8. An information processing apparatus according to claim 1, The system includes a recording unit that associates the user information or the voting target information with the voting results and records them in a distributed ledger at a predetermined timing. The analysis unit performs analysis based on the information recorded in the distributed ledger. Information processing device.
9. An information processing device manages a first point that does not have monetary value and a second point that has monetary value, The information processing device receives votes from users using the first point for a voting target that has multiple candidates, The information processing device provides the second points to the user who voted for the selected candidate for the voting target, The information processing device stores information about the user, information about the voting target, and the voting results by the user. The information processing device includes the step of analyzing the relationship between the stored information about the user or the voting target and the voting result using a trained model, The analysis step includes a user trend analysis that analyzes the overall voting trends of the users regarding the voting target based on the user's attributes or behavioral patterns, and an individual trend analysis that analyzes the voting behavior history of a specific user in chronological order. Information processing methods.

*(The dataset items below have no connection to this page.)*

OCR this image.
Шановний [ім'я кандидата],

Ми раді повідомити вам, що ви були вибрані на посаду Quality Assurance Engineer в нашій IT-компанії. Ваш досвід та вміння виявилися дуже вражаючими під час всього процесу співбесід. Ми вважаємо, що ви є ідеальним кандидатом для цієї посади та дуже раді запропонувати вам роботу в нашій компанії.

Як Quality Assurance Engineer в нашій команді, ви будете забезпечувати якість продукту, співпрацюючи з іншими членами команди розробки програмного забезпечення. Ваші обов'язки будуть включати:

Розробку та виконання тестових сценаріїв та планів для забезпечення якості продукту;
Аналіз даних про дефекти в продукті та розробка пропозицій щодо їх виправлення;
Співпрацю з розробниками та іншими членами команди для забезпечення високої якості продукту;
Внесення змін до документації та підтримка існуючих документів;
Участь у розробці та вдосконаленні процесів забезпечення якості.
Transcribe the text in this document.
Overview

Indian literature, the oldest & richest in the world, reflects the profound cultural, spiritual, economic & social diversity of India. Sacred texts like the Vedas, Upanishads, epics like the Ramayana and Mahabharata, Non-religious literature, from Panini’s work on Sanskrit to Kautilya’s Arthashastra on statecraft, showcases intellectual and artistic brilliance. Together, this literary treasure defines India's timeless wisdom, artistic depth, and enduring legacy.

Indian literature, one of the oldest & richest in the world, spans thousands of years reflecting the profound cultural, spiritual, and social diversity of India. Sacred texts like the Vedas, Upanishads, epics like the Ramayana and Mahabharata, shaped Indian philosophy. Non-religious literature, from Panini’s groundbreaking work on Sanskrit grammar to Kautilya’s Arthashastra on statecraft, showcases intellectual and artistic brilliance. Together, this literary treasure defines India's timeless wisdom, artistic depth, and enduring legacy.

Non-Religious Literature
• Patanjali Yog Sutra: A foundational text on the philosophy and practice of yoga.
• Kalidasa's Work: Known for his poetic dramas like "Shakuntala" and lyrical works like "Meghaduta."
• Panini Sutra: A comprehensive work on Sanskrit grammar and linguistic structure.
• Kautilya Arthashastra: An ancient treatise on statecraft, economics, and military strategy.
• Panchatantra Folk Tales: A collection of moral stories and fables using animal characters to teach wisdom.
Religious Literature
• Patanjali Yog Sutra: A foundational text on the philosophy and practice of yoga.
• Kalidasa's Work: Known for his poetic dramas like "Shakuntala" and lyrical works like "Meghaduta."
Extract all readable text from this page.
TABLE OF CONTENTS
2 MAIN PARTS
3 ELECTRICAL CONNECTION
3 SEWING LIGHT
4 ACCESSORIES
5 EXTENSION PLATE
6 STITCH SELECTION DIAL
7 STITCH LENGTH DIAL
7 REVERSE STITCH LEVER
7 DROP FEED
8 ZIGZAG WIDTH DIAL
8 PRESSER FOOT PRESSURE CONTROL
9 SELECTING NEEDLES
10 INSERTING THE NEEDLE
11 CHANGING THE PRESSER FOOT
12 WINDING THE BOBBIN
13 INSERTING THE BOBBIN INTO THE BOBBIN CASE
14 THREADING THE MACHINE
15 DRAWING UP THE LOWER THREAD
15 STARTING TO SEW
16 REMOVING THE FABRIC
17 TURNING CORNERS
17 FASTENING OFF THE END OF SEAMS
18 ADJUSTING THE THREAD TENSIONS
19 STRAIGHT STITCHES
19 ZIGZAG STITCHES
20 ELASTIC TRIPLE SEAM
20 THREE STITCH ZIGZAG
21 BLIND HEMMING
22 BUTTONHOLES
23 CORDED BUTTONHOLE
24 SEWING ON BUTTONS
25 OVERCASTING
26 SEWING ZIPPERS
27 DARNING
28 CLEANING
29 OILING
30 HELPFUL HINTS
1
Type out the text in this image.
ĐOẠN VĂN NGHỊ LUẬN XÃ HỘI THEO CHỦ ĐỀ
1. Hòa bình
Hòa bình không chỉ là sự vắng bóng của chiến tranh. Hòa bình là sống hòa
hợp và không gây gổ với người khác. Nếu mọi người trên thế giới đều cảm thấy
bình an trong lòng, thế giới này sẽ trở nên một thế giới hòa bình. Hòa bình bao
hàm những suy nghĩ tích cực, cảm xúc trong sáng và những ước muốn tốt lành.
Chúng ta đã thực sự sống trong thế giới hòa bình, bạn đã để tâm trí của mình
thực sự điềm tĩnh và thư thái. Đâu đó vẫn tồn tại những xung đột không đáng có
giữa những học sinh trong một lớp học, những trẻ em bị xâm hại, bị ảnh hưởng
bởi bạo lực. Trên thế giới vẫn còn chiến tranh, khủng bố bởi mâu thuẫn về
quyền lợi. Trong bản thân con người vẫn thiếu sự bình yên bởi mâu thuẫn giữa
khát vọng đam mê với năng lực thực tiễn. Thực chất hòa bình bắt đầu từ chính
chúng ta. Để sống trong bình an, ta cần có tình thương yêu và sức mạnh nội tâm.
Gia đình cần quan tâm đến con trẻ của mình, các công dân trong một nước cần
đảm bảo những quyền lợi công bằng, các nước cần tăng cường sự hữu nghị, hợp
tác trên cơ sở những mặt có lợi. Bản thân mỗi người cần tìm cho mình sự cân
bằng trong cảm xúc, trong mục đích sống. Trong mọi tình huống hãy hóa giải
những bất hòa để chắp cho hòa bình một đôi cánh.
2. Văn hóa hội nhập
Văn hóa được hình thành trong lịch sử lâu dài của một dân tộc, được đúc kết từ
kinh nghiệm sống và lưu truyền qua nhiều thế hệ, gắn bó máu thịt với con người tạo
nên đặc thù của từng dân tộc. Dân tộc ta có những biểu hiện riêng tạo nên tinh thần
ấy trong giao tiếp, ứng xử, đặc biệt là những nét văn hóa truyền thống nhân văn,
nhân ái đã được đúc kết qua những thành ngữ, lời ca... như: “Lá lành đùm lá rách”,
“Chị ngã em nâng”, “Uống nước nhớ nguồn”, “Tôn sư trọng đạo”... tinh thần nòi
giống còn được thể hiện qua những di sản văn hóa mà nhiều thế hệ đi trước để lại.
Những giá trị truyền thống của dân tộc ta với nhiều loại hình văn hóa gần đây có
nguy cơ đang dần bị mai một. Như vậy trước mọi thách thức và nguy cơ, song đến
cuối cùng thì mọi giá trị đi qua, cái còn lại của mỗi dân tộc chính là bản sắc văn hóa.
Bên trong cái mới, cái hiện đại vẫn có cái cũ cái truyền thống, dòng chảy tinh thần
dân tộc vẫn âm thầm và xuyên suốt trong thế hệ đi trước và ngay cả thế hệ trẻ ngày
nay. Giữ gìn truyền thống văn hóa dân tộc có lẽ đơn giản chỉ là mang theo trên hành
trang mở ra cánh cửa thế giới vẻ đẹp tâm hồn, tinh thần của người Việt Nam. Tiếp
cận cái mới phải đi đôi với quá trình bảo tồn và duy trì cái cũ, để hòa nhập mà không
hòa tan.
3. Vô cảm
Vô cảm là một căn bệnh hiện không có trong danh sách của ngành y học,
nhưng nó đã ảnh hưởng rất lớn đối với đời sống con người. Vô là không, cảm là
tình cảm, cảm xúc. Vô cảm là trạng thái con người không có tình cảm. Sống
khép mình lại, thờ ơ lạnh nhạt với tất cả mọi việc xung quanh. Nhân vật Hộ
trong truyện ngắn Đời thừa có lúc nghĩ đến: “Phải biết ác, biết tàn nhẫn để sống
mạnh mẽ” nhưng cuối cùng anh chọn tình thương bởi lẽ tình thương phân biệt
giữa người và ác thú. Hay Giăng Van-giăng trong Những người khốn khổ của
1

10. A program configured to be executable by a computer, A step of managing a first set of points that do not have monetary value and can be used for voting, and a second set of points that do have monetary value, For a voting target with multiple candidates, the first step involves accepting votes from users using the aforementioned points, The steps include: rewarding the user who voted for the candidate selected for the voting target with the second points; A step of storing information about the user, information about the voting target, and the voting results by the user, The computer is instructed to perform the following steps: analyze the relationship between the stored information about the user or the voting target and the voting results using a trained model; The analysis step includes a user trend analysis that analyzes the overall voting trends of the users regarding the voting target based on the user's attributes or behavioral patterns, and an individual trend analysis that analyzes the voting behavior history of a specific user in chronological order. program.